Car title loans are known for having high interest rates that make it difficult to pay them off in time. A title loan may offer a monthly finance fee of 25%, but that translates into an APR of 300%, plus any additional fees. The average car title loan borrower pays about $1,200 in fees for the average $1,000 loan. And for the average borrower, making the auto title loan payment eats up about half their gross monthly income.
If you don’t pay off the car title loan by the end of the 15- or 30-day term, some states allow you to renew or roll over the loan into a new one. This step may let you keep your car, but it’ll increase the amount of interest you owe. You may also have to pay administrative fees and costs again, and the payment (including the amount of the loan and interest) may be due in a lump sum at the end of the term or may be payable in installments.
Benefits and drawbacks of car title loans
While a car title loan can get you money if you need it fast, you should be aware of its drawbacks.
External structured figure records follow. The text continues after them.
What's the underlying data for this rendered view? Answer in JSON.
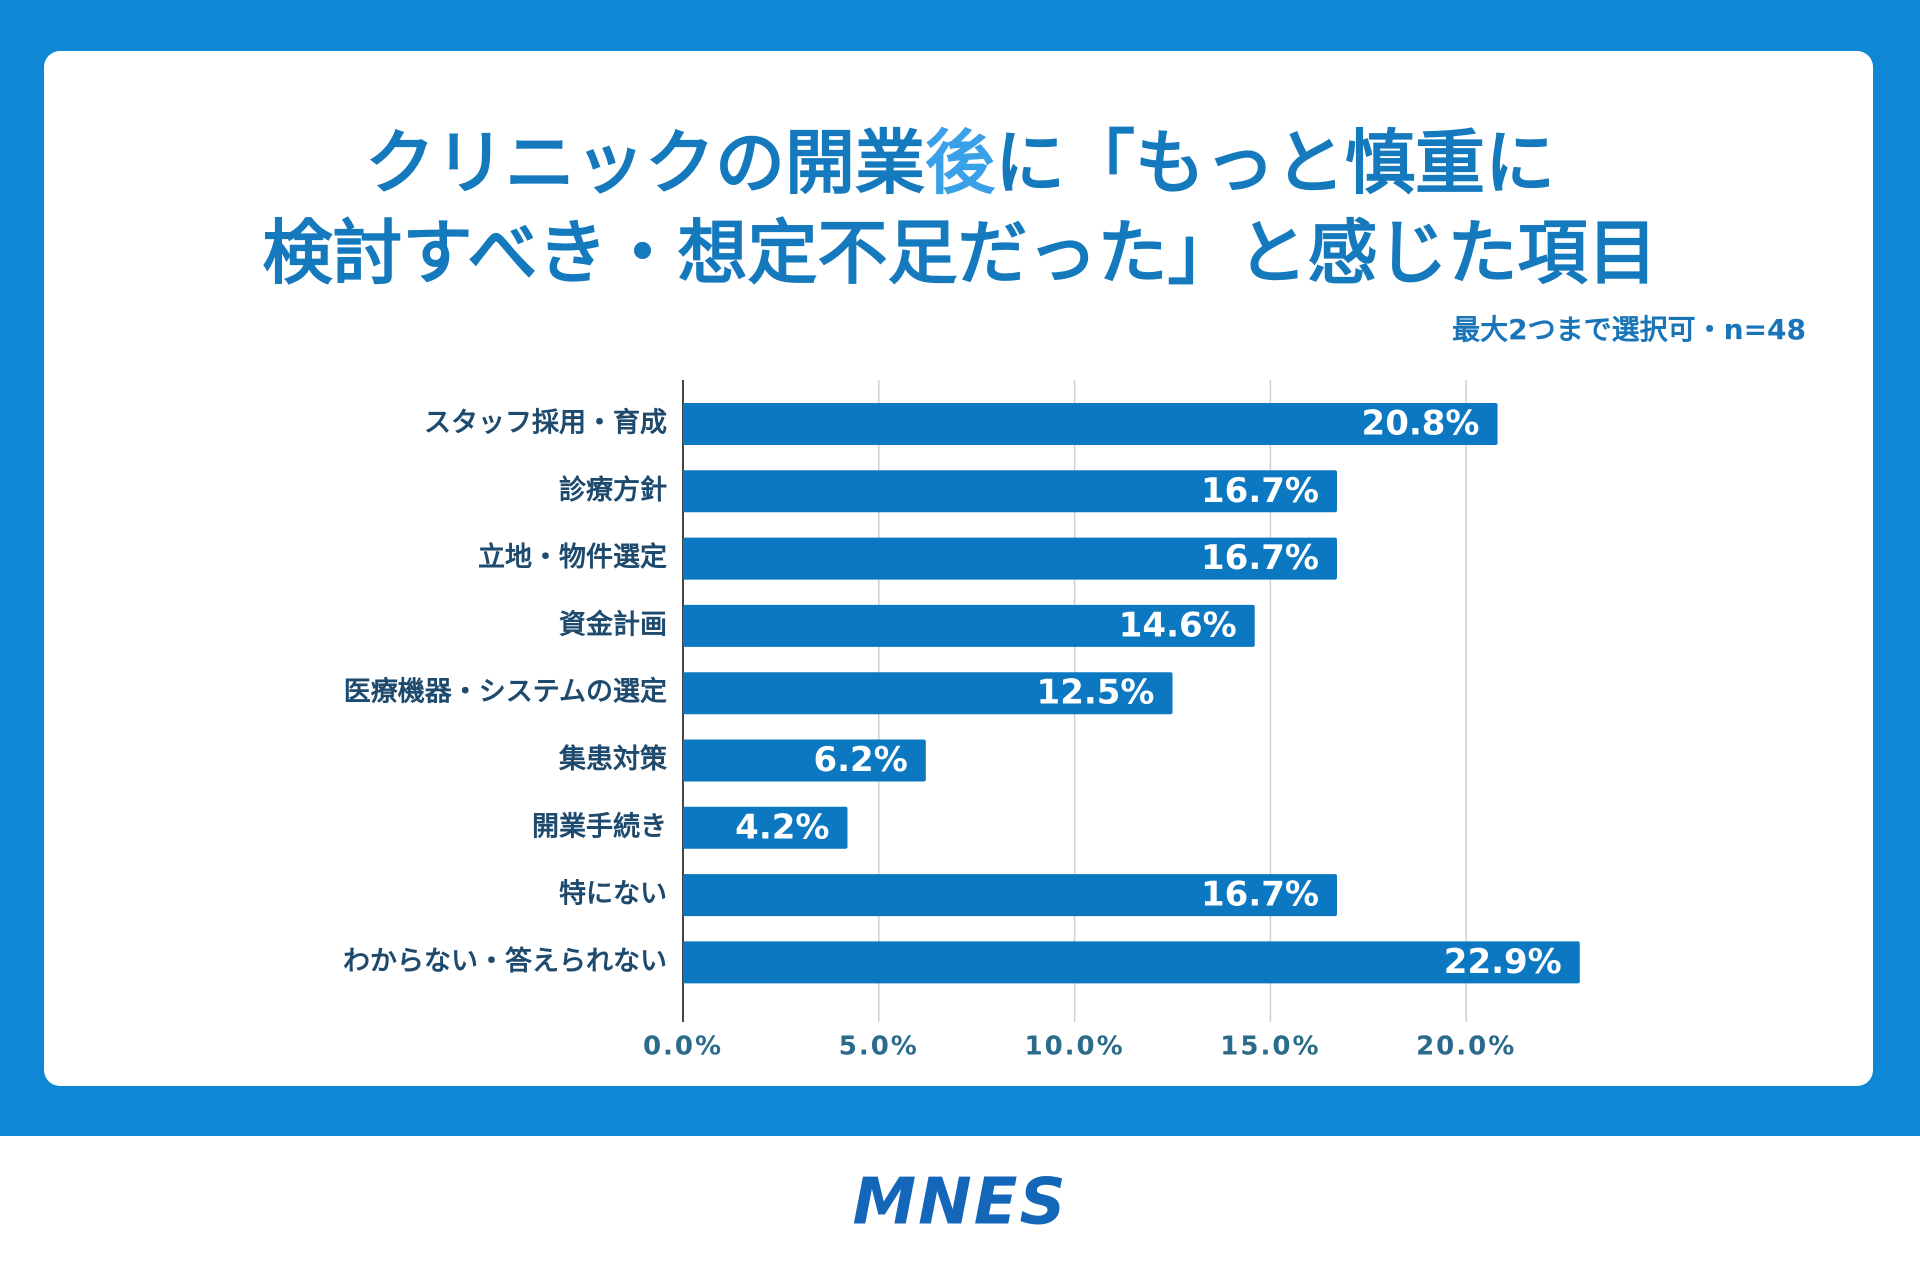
{
  "chart_data": {
    "type": "bar",
    "orientation": "horizontal",
    "title_parts": [
      "クリニックの開業",
      "後",
      "に「もっと慎重に",
      "検討すべき・想定不足だった」と感じた項目"
    ],
    "title_color": "#1479bd",
    "title_highlight_color": "#3aa0e8",
    "subtitle": "最大2つまで選択可・n=48",
    "categories": [
      "スタッフ採用・育成",
      "診療方針",
      "立地・物件選定",
      "資金計画",
      "医療機器・システムの選定",
      "集患対策",
      "開業手続き",
      "特にない",
      "わからない・答えられない"
    ],
    "values": [
      20.8,
      16.7,
      16.7,
      14.6,
      12.5,
      6.2,
      4.2,
      16.7,
      22.9
    ],
    "value_labels": [
      "20.8%",
      "16.7%",
      "16.7%",
      "14.6%",
      "12.5%",
      "6.2%",
      "4.2%",
      "16.7%",
      "22.9%"
    ],
    "color": "#0b78c1",
    "xlim": [
      0,
      25
    ],
    "xticks": [
      {
        "value": 0,
        "label": "0.0%"
      },
      {
        "value": 5,
        "label": "5.0%"
      },
      {
        "value": 10,
        "label": "10.0%"
      },
      {
        "value": 15,
        "label": "15.0%"
      },
      {
        "value": 20,
        "label": "20.0%"
      }
    ],
    "grid": true
  },
  "footer": {
    "logo": "MNES"
  }
}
For many, it should be a last resort.
Fast cash: You can get cash as soon as the same day you apply, if you and your car qualify.
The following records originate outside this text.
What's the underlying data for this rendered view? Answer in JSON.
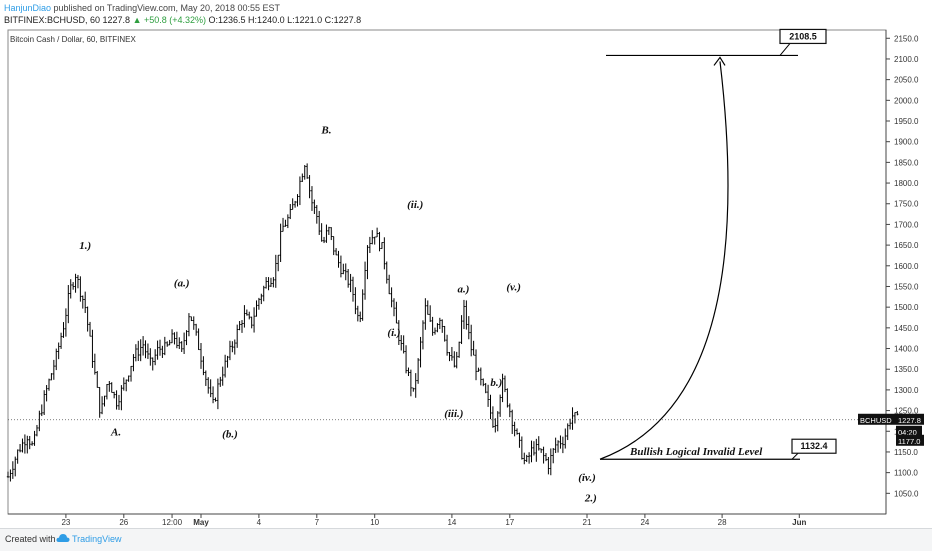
{
  "header": {
    "author": "HanjunDiao",
    "published": " published on TradingView.com, May 20, 2018 00:55 EST",
    "symbol_line": "BITFINEX:BCHUSD, 60  1227.8",
    "change": "▲ +50.8 (+4.32%)",
    "ohlc": " O:1236.5 H:1240.0 L:1221.0 C:1227.8"
  },
  "chart_title": "Bitcoin Cash / Dollar, 60, BITFINEX",
  "price_tags": {
    "symbol": "BCHUSD",
    "last": "1227.8",
    "countdown": "04:20",
    "level": "1177.0"
  },
  "annotations": {
    "target_box": "2108.5",
    "invalid_box": "1132.4",
    "invalid_text": "Bullish Logical Invalid Level"
  },
  "footer": {
    "created": "Created with",
    "brand": "TradingView"
  },
  "colors": {
    "candle": "#000000",
    "background": "#ffffff",
    "brand": "#2f9de6",
    "up": "#2e9e3f",
    "label_bg": "#111111"
  },
  "chart_data": {
    "type": "line",
    "title": "Bitcoin Cash / Dollar, 60, BITFINEX",
    "xlabel": "",
    "ylabel": "",
    "ylim": [
      1000,
      2170
    ],
    "y_ticks": [
      1050,
      1100,
      1150,
      1200,
      1250,
      1300,
      1350,
      1400,
      1450,
      1500,
      1550,
      1600,
      1650,
      1700,
      1750,
      1800,
      1850,
      1900,
      1950,
      2000,
      2050,
      2100,
      2150
    ],
    "x_ticks": [
      "23",
      "26",
      "12:00",
      "May",
      "4",
      "7",
      "10",
      "14",
      "17",
      "21",
      "24",
      "28",
      "Jun"
    ],
    "x_tick_day_index": [
      3,
      6,
      8.5,
      10,
      13,
      16,
      19,
      23,
      26,
      30,
      33,
      37,
      41
    ],
    "series": [
      {
        "name": "BCHUSD",
        "x": [
          0,
          0.5,
          1,
          1.3,
          1.6,
          2,
          2.5,
          2.9,
          3.2,
          3.5,
          4,
          4.4,
          4.8,
          5.2,
          5.6,
          6,
          6.5,
          7,
          7.4,
          7.8,
          8.2,
          8.6,
          9,
          9.4,
          9.8,
          10.2,
          10.6,
          11,
          11.4,
          11.8,
          12.2,
          12.6,
          13,
          13.4,
          13.8,
          14.2,
          14.6,
          15,
          15.4,
          15.7,
          16,
          16.3,
          16.6,
          17,
          17.4,
          17.8,
          18.2,
          18.6,
          19,
          19.4,
          19.8,
          20.2,
          20.6,
          21,
          21.3,
          21.6,
          22,
          22.4,
          22.8,
          23.2,
          23.6,
          24,
          24.4,
          24.8,
          25.2,
          25.6,
          26,
          26.4,
          26.8,
          27.2,
          27.6,
          28,
          28.4,
          28.8,
          29.2,
          29.5
        ],
        "values": [
          1090,
          1150,
          1190,
          1160,
          1230,
          1300,
          1380,
          1460,
          1540,
          1580,
          1500,
          1370,
          1240,
          1330,
          1270,
          1310,
          1380,
          1410,
          1360,
          1400,
          1400,
          1430,
          1390,
          1490,
          1420,
          1340,
          1260,
          1330,
          1380,
          1430,
          1480,
          1460,
          1520,
          1560,
          1580,
          1690,
          1720,
          1780,
          1855,
          1760,
          1720,
          1650,
          1690,
          1620,
          1580,
          1550,
          1460,
          1650,
          1680,
          1640,
          1530,
          1440,
          1360,
          1290,
          1380,
          1500,
          1440,
          1480,
          1390,
          1350,
          1500,
          1400,
          1330,
          1280,
          1210,
          1320,
          1250,
          1180,
          1120,
          1160,
          1150,
          1120,
          1170,
          1180,
          1240,
          1228
        ]
      }
    ],
    "annotations": [
      "1.)",
      "A.",
      "(a.)",
      "(b.)",
      "B.",
      "(i.)",
      "(ii.)",
      "(iii.)",
      "a.)",
      "b.)",
      "(v.)",
      "(iv.)",
      "2.)"
    ],
    "levels": [
      {
        "label": "2108.5",
        "value": 2108.5
      },
      {
        "label": "1132.4",
        "value": 1132.4,
        "text": "Bullish Logical Invalid Level"
      }
    ],
    "grid": false
  }
}
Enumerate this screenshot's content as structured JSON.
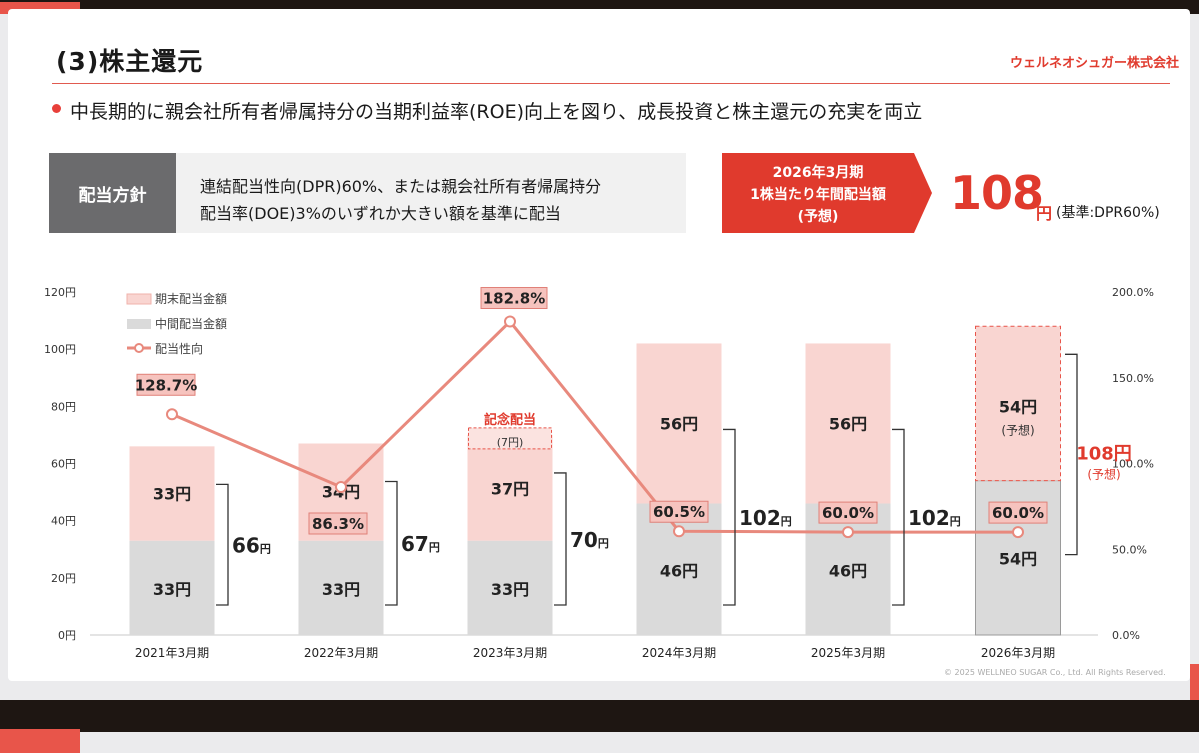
{
  "header": {
    "title": "(3)株主還元",
    "company": "ウェルネオシュガー株式会社",
    "headline": "中長期的に親会社所有者帰属持分の当期利益率(ROE)向上を図り、成長投資と株主還元の充実を両立"
  },
  "policy": {
    "label": "配当方針",
    "line1": "連結配当性向(DPR)60%、または親会社所有者帰属持分",
    "line2": "配当率(DOE)3%のいずれか大きい額を基準に配当"
  },
  "forecast": {
    "line1": "2026年3月期",
    "line2": "1株当たり年間配当額",
    "line3": "(予想)",
    "value": "108",
    "unit": "円",
    "basis": "(基準:DPR60%)"
  },
  "colors": {
    "accent": "#e8554a",
    "year_end": "#f9d5d1",
    "year_end_border": "#f0b2ab",
    "interim": "#dadada",
    "payout_line": "#e8897d",
    "label_box": "#f6c3be"
  },
  "chart_data": {
    "type": "bar",
    "stacked": true,
    "categories": [
      "2021年3月期",
      "2022年3月期",
      "2023年3月期",
      "2024年3月期",
      "2025年3月期",
      "2026年3月期"
    ],
    "series": [
      {
        "name": "中間配当金額",
        "values": [
          33,
          33,
          33,
          46,
          46,
          54
        ],
        "labels": [
          "33円",
          "33円",
          "33円",
          "46円",
          "46円",
          "54円"
        ]
      },
      {
        "name": "期末配当金額",
        "values": [
          33,
          34,
          37,
          56,
          56,
          54
        ],
        "labels": [
          "33円",
          "34円",
          "37円",
          "56円",
          "56円",
          "54円"
        ]
      },
      {
        "name": "配当性向",
        "axis": "right",
        "values": [
          128.7,
          86.3,
          182.8,
          60.5,
          60.0,
          60.0
        ],
        "labels": [
          "128.7%",
          "86.3%",
          "182.8%",
          "60.5%",
          "60.0%",
          "60.0%"
        ]
      }
    ],
    "commemorative": {
      "index": 2,
      "value": 7,
      "title": "記念配当",
      "label": "(7円)"
    },
    "totals": [
      {
        "value": "66",
        "unit": "円"
      },
      {
        "value": "67",
        "unit": "円"
      },
      {
        "value": "70",
        "unit": "円"
      },
      {
        "value": "102",
        "unit": "円"
      },
      {
        "value": "102",
        "unit": "円"
      },
      {
        "value": "108",
        "unit": "円",
        "note": "(予想)"
      }
    ],
    "forecast_note": "(予想)",
    "y_left": {
      "ticks": [
        "0円",
        "20円",
        "40円",
        "60円",
        "80円",
        "100円",
        "120円"
      ],
      "range": [
        0,
        120
      ]
    },
    "y_right": {
      "ticks": [
        "0.0%",
        "50.0%",
        "100.0%",
        "150.0%",
        "200.0%"
      ],
      "range": [
        0,
        200
      ]
    },
    "legend": [
      "期末配当金額",
      "中間配当金額",
      "配当性向"
    ],
    "legend_position": "top-left"
  },
  "footer": {
    "copyright": "© 2025 WELLNEO SUGAR Co., Ltd. All Rights Reserved."
  }
}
Limited credit check: Most lenders don’t run a credit check; instead, the loan is based on ownership and value of the vehicle.
Very short repayment terms: Terms are typically 30 days up to 12 months, depending on the state — however, some states may allow multiple rollovers.
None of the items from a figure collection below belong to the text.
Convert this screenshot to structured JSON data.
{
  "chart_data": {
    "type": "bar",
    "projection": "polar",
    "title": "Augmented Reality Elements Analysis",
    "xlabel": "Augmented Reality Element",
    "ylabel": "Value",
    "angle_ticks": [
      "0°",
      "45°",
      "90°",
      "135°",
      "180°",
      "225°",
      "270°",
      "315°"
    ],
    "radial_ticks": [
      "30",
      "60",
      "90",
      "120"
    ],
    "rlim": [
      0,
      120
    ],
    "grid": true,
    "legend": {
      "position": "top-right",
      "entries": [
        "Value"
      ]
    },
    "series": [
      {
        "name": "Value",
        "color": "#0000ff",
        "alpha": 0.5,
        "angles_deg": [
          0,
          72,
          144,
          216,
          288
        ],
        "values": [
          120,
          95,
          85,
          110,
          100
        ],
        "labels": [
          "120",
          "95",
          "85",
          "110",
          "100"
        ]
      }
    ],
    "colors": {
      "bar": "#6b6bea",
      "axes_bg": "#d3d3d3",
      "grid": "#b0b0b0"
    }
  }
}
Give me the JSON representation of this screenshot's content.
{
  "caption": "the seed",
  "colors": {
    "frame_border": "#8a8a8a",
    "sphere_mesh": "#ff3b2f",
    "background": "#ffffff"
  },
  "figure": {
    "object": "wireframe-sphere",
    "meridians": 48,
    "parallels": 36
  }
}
High interest and fees: Average rates are 25% per month, or 300% APR, plus any documentation or processing fees.
If you can’t repay your loan, you could lose your car: The lender will sell your car if you don’t make all the payments, or sue you for the amount owed.
You must own or have significant equity in your car: The car should be paid off, or you’ll need to have paid off most of it in order to qualify for a loan. Some states allow only one loan on a car at a time.
Could owe more: If the lender repossesses and sells your car but it doesn’t cover the amount you owe, you could have to pay the balance.
Alternatives to car title loans
Before turning to a car title loan, there are other options to consider first. A payday loan isn’t a good alternative because, like car title loans, they too have very short repayment times and high fees. The list below features several suggestions that offer lower rates and potentially longer repayment terms at a lower total cost for borrowing.
Personal loan with a cosigner
Personal loans offer lower interest rates and longer repayment terms than a car title loan. An unsecured loan doesn’t require collateral for the loan, but the interest rates are typically higher than secured loans. Secured personal loans require some sort of collateral to back the loan, but this makes them easier to obtain and may come with more favorable terms.
If you’re concerned about your credit score and ability to get a personal loan if you have bad credit, you may want to consider applying with a cosigner. A cosigner is someone who agrees to repay the loan if you fail to make payments. This lowers the risk for the lender.
If you have a relationship with a bank or credit union, consider applying for a personal loan through them. Personal loans through a bank may also be secured or unsecured, but a local bank or credit union may offer more favorable terms than a large lender.
Credit card or credit card cash advance
Using a credit card could be an option if you need short-term funds — but if you can’t pay off the expense in full by the time your payment is due, you’ll have to pay higher interest. The average credit card rate for new card offers ranges from 16% APR to 23.23% APR for standard purchases, depending on your credit. Interest rates for credit card cash advances are even higher — up to 25% APR, plus advance fees — so be aware of the costs involved. Still, these rates are usually much lower than those of a car title loan.
Negotiate with your creditors
Before deciding you need to take out a new loan, talk to your creditors. Explain your situation and ask for an extension, lower rates, a different payment schedule or have them waive extra fees — they may be willing to work with you.